焉雖在家沙弥 前無言上人、是依弥陀名号不可思議也。教信是誰。何不励乎。練磨其心称名不退。彼常念観音者 尚離 難離之三毒。況常念弥陀人 盍(んぞ)往 易往之浄土哉。
- ここに在家の沙弥といえども、無言上人に前(さきだ)つこと、是れ弥陀の名号の不可思議に依つてなり。教信、これ誰ぞ、何んぞ励まざるや。其の心を練磨して称名退せざれ。彼の常念観音の者、なお、この三毒の離れ難きを離る。いわんや常念弥陀の人、なんぞ易往の浄土に往かざるや。
若常途念仏不能勇進。依此経説修臨時行。要須閑処料理道場。先於西壁安弥陀像。若一日若七日。随堪荘厳。随力供養。持戒清浄威儀具足。毎日三時或四時或五時或六時。毎時三万或二万或一万或五千。随行者意発願回向専念勤修。如綽禅師七日念仏得百万遍也。若七日夜勇猛精進 至終焉之暮 被弥陀之加 豈為永劫安楽不励七日苦行乎。

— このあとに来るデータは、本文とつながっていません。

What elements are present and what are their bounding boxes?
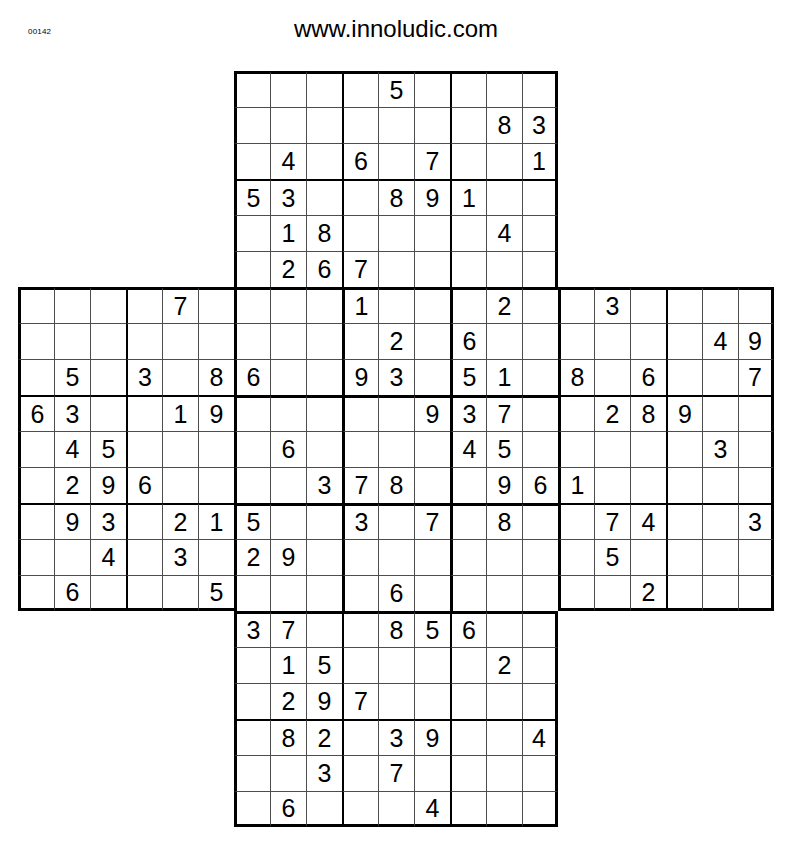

- もし常途の念仏勇進することあたわずんば。此の経の説に依つて臨時の行を修すべし。要(かなら)ず、すべからく閑処にして道場を料理し、まず西壁において弥陀像を安んず。もしは一日もしは七日、堪えるに随つて荘厳し、力に随いて供養せよ。持戒清浄にして威儀具足すべし。毎日三時あるいは四時あるいは五時あるいは六時、毎時に三万あるいは二万あるいは一万あるいは五千。行者の意に随いて発願し回向し専念勤修せよ。綽禅師のごときは七日の念仏に百万遍を得たまえり。もし七日夜、勇猛に精進すれば、終焉の暮に至りて弥陀の加を被(こうむ)る。あに永劫の安楽の為に七日の苦行を励まざらんや。